Pero no hay que olvidar la contracara de esta situación auspiciosa. Conviene siempre distinguir entre crecimiento y desarrollo. Si el crecimiento ayuda a la diversificación productiva de estas sociedades; si la riqueza generada se traduce –aunque sea en parte—en mejores instituciones, en mayor igualdad, en mejor capital cultural y humano, tendrá efectos positivos de largo plazo, mas allá del auge actual de las exportaciones. Esto es desarrollo. Si, por el contrario, la bonanza se disipa en subvenciones parasitarias, en sostener regímenes arcaicos, en una distribución de beneficios sin calificación cultural y productiva, en la concentración personalista o prebendaria del poder sin transparencia, y en aventuras geopolíticas poco serias o, pero aun, conflictivas, el crecimiento actual será un episodio mas en el ciclo boom/bust (auge/decepción) tan típico de la historia latinoamericana –esa historia tan bien narrada en nuestras novelas de hace treinta años. El gran tema latinoamericano y, por extensión, de muchos países del Sur global, es el aprovechamiento previsor de la actual coyuntura.
La gran oportunidad
En tercer lugar, la salida de miles de millones de personas de la pobreza, de una situación de subsistencia, y su incorporación veloz a la sociedad de consumo, crea problemas de hacinamiento y de contaminación ambiental que amenazan el bienestar físico de la humanidad entera. Estamos aquí frente a un impasse. La justicia social global (que no es otra que la justicia histórica), si se presenta en términos del desarrollo económico y social tradicional y conocido, entrará en conflicto agudo con la sostenibilidad ambiental. Las disfunciones del progreso global se multiplican a ojos vista: calentamiento global, cambio climático, escasez de agua, desaparición de especies animales y vegetales, acumulación de desechos tóxicos, cogestión urbana, aumento de enfermedades ligadas al stress, para no explayarnos en el terreno mas vago de las patologías sico-sociales.

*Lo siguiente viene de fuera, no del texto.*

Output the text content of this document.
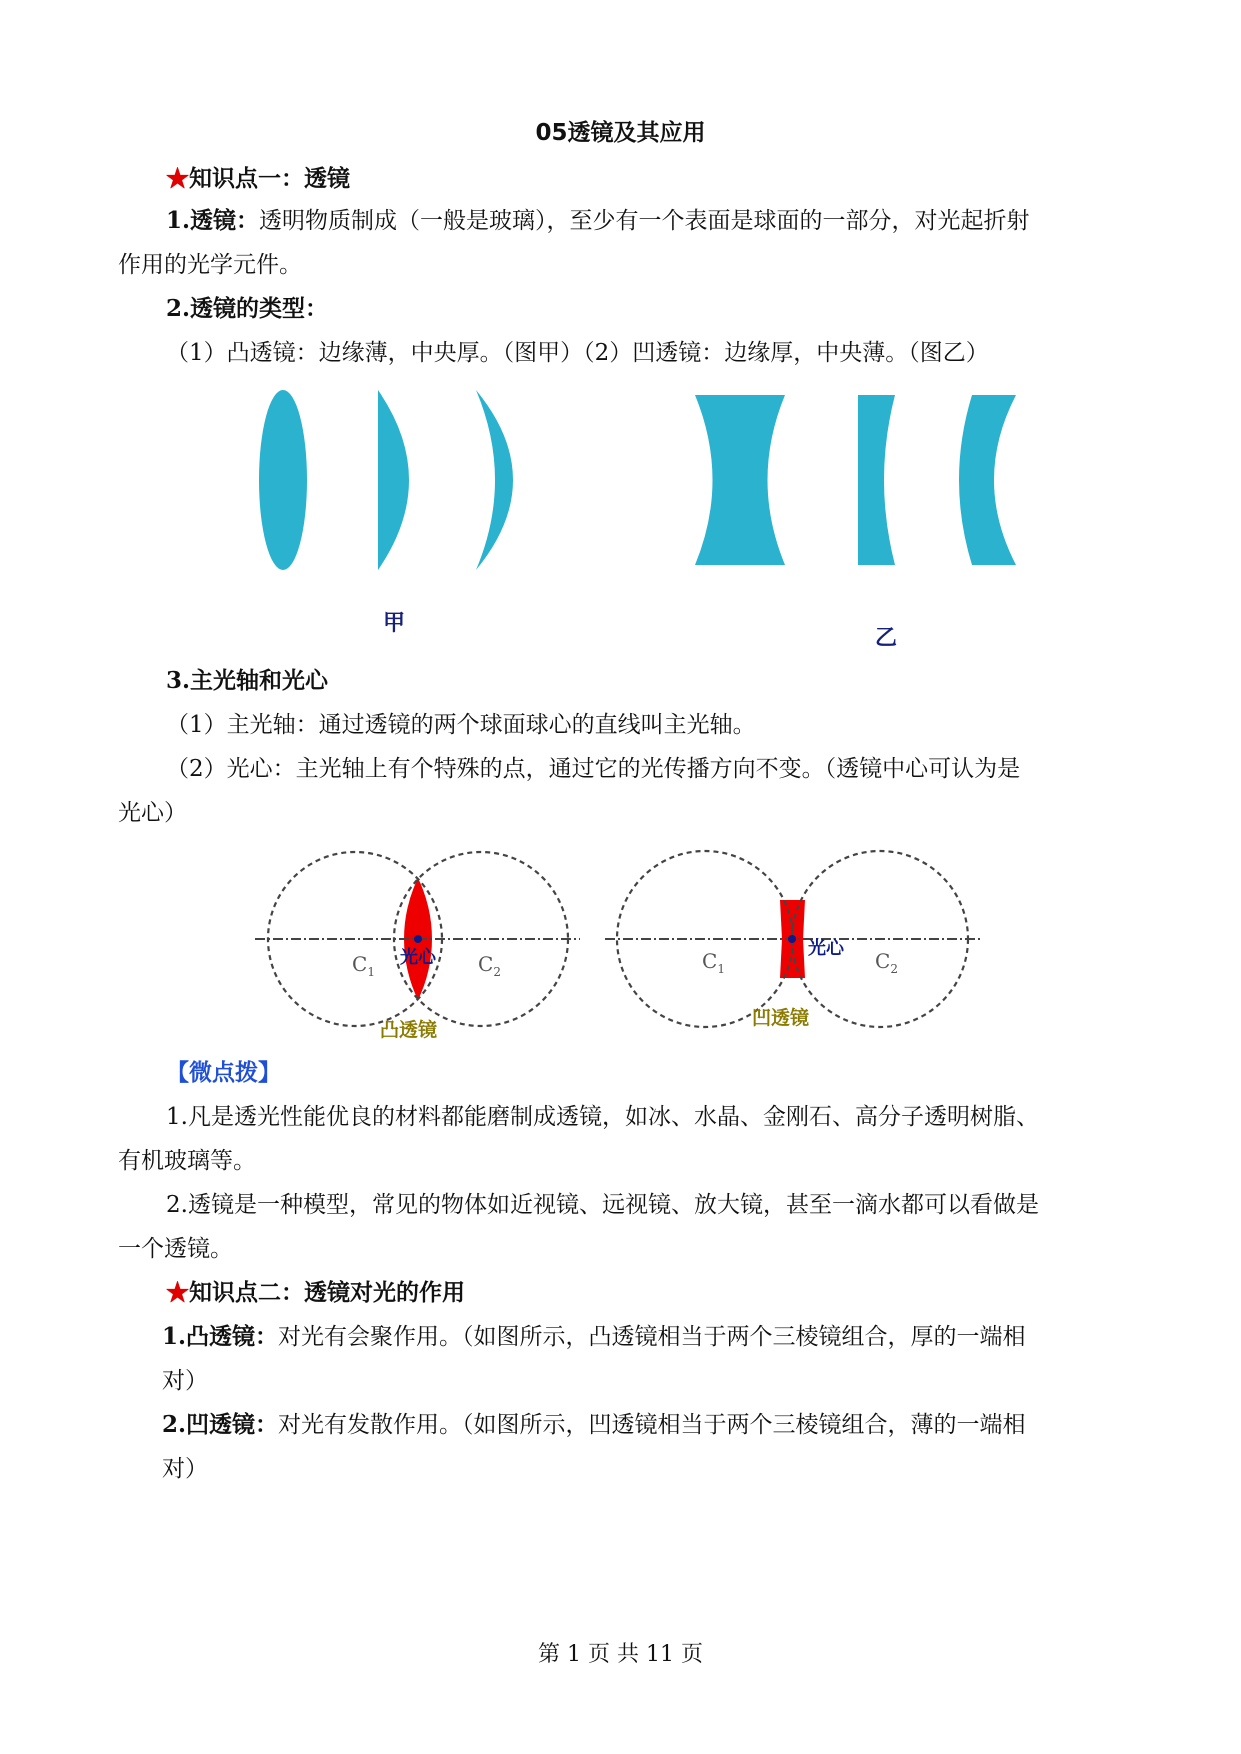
05透镜及其应用
★知识点一：透镜
1.透镜：透明物质制成（一般是玻璃），至少有一个表面是球面的一部分，对光起折射
作用的光学元件。
2.透镜的类型：
（1）凸透镜：边缘薄，中央厚。（图甲）（2）凹透镜：边缘厚，中央薄。（图乙）
甲
乙
3.主光轴和光心
（1）主光轴：通过透镜的两个球面球心的直线叫主光轴。
（2）光心：主光轴上有个特殊的点，通过它的光传播方向不变。（透镜中心可认为是
光心）
$C_1$	$C_2$	$C_1$	$C_2$
光心	光心
凸透镜
凹透镜
【微点拨】
1.凡是透光性能优良的材料都能磨制成透镜，如冰、水晶、金刚石、高分子透明树脂、
有机玻璃等。
2.透镜是一种模型，常见的物体如近视镜、远视镜、放大镜，甚至一滴水都可以看做是
一个透镜。
★知识点二：透镜对光的作用
1.凸透镜：对光有会聚作用。（如图所示，凸透镜相当于两个三棱镜组合，厚的一端相
对）
2.凹透镜：对光有发散作用。（如图所示，凹透镜相当于两个三棱镜组合，薄的一端相
对）
第 1 页 共 11 页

Al mismo tiempo, y por fortuna, si vemos en cada uno de estos síntomas un desafío para la creatividad humana, surgirá frente a nosotros un enorme panorama de oportunidades y emprendimientos: nuevas áreas de investigación científica, novedosas oportunidades empresariales, nuevos mercados para productos alternativos, nuevos experimentos sociales de convivencia solidaria y menos dispendiosa.

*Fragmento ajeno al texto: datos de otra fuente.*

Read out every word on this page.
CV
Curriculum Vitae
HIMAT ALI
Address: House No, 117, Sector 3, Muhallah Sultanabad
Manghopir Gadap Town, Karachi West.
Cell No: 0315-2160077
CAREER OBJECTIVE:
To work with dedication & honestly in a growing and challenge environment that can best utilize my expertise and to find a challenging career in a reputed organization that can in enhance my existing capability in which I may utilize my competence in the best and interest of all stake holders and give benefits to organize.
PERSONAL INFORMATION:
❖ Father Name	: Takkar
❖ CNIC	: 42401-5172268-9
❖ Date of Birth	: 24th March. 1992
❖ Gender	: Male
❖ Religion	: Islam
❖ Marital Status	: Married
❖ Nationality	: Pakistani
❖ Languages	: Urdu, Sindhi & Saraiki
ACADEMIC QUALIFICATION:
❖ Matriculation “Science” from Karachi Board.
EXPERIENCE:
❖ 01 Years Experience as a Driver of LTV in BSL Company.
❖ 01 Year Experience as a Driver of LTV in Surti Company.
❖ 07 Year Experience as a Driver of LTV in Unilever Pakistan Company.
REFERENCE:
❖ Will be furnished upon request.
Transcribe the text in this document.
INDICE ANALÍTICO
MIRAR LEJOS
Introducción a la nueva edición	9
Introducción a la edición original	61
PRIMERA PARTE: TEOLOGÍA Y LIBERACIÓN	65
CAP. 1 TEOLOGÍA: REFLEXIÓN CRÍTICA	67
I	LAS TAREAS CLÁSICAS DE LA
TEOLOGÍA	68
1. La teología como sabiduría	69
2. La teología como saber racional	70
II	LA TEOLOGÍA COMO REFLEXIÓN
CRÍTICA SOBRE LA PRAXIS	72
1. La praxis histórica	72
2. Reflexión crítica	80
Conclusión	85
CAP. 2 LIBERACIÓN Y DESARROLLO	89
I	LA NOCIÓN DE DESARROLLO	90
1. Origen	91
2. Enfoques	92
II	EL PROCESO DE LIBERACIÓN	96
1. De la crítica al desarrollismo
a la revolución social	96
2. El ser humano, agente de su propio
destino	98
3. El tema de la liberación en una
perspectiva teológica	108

El principal obstáculo a un futuro sostenible y equitativo no es tecnológico, no es económico, no es ambiental: es cultural, es decir, al mismo tiempo sicológico y espiritual. El obstáculo es la tendencia a repetir lo conocido, en frases tan aparentemente inocentes y de “sentido común” como “crecer es producir mas de lo mismo,” “justicia es pedir que llegue nuestro turno para hacer lo que otros hicieron antes y nosotros no pudimos,” “progreso es pensar que sin preocuparse demasiado las cosas se arreglarán.” Frente a la necesidad de un cambio de civilización, el obstáculo principal es nada menos que nuestro sentido común. Ya no nos sirve. Salgamos de él con responsabilidad, con fe y con entusiasmo.